Four forces are acting on m1. The force from the rope, the force from gravity, the normal force, with magnitude N, and the friction force, with magnitude F.

These forces are in equilibrium, so their components parallel to the plane add up to zero, and their components normal to the plane add up to zero. The force of gravity on m1, with magnitude gm1, is the only one with two nonzero components.

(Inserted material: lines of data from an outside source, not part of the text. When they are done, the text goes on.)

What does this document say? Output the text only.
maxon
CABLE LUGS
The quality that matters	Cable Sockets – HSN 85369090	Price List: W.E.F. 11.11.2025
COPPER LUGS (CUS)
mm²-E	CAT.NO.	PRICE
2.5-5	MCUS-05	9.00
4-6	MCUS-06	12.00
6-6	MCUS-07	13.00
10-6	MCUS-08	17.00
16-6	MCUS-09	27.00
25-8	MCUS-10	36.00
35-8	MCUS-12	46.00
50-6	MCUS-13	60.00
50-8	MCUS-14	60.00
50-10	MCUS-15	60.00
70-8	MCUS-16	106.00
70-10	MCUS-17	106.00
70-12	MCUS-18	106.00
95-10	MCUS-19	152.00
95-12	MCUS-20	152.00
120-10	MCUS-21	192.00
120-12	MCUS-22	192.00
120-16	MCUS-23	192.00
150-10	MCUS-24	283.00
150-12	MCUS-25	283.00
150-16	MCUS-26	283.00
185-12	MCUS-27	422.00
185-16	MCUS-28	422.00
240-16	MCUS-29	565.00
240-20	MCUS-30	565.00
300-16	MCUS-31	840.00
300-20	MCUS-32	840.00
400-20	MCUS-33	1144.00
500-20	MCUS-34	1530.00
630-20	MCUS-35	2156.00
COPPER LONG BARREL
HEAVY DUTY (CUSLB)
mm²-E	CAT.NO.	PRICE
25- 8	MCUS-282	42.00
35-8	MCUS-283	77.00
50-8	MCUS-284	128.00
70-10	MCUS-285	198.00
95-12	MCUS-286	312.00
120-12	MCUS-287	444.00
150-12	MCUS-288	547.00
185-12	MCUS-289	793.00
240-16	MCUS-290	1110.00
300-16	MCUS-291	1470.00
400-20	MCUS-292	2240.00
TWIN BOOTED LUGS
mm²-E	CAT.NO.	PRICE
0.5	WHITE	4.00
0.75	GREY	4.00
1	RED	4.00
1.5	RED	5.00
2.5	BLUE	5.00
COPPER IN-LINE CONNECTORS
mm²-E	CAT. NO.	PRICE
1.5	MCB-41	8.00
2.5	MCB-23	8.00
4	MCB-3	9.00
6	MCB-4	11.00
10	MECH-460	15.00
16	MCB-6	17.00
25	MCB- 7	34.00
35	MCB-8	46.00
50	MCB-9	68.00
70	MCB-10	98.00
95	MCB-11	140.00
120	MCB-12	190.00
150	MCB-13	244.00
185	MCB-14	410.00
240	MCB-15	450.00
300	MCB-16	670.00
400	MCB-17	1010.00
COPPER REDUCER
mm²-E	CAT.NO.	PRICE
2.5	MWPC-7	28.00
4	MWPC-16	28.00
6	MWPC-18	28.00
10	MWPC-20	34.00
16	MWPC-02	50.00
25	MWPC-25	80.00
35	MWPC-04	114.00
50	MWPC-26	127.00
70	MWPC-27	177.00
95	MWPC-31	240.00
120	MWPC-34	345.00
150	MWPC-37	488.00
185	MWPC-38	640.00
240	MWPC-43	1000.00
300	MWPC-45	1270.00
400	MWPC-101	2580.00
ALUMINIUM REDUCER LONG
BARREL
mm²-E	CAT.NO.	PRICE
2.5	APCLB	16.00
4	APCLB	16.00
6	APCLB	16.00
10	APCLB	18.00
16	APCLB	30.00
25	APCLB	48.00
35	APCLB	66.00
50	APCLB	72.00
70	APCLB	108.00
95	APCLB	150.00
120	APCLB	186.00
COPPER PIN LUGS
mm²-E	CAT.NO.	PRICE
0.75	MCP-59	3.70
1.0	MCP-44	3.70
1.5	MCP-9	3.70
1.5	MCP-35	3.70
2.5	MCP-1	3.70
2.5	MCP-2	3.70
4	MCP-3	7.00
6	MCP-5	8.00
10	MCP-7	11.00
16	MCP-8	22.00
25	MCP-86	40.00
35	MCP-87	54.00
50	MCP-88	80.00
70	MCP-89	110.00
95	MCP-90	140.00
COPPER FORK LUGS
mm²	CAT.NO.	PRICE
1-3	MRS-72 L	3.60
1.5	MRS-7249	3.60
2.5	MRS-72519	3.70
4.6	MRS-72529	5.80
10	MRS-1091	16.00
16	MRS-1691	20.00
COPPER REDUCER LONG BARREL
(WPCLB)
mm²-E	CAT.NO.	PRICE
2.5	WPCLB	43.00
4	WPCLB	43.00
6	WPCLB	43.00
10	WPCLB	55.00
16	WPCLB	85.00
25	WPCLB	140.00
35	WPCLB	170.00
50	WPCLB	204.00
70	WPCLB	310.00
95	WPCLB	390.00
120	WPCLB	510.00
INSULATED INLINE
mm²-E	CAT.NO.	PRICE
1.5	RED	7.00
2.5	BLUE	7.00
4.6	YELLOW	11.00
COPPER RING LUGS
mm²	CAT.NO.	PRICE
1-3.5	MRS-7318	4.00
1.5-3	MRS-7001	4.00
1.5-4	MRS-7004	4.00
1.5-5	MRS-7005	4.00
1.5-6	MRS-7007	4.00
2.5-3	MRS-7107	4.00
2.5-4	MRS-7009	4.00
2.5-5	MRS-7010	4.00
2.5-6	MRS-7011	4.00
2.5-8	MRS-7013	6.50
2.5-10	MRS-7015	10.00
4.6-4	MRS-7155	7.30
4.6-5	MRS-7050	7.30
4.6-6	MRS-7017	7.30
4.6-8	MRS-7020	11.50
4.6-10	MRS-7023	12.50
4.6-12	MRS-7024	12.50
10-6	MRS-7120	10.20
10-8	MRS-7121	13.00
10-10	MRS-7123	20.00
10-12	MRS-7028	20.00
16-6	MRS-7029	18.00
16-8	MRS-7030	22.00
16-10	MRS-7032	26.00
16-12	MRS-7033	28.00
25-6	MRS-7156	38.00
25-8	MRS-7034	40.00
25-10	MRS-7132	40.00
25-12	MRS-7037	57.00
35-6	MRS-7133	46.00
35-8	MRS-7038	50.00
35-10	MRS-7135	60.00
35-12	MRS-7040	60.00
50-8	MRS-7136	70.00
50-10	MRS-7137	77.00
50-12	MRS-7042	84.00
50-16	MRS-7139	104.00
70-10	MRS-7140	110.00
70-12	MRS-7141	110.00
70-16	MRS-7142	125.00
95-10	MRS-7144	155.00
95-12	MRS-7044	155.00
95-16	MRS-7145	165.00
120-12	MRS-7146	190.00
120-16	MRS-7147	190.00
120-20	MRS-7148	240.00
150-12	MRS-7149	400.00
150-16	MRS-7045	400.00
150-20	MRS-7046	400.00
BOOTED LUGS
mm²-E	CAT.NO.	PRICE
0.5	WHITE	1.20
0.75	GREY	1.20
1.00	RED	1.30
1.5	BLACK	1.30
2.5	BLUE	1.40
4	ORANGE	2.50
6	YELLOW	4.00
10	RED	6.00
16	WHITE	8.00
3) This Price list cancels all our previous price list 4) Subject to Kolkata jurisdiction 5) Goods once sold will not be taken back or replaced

Parallel to the plane: gm2 = F + gm1* sin(theta)
Normal to the plane: N = gm1 * cos(theta)

So F/N = {gm2 - gm1*sin(theta)}/{gm1*cos(theta)}

If m1 = m2, F/N = {1- sin(theta)}/cos(theta)

If F is maximal (m1 is on the brink of starting to slide upwards), F/N is the friction coefficient, which is therefore 1/cos(theta) - tan(theta)

So, by tilting the plane, one can find the value of theta where the masses will start to move, and for this value, the friction coefficient will be 1/cos(theta) - tan(theta). This looks like your final formula, so it is probably right.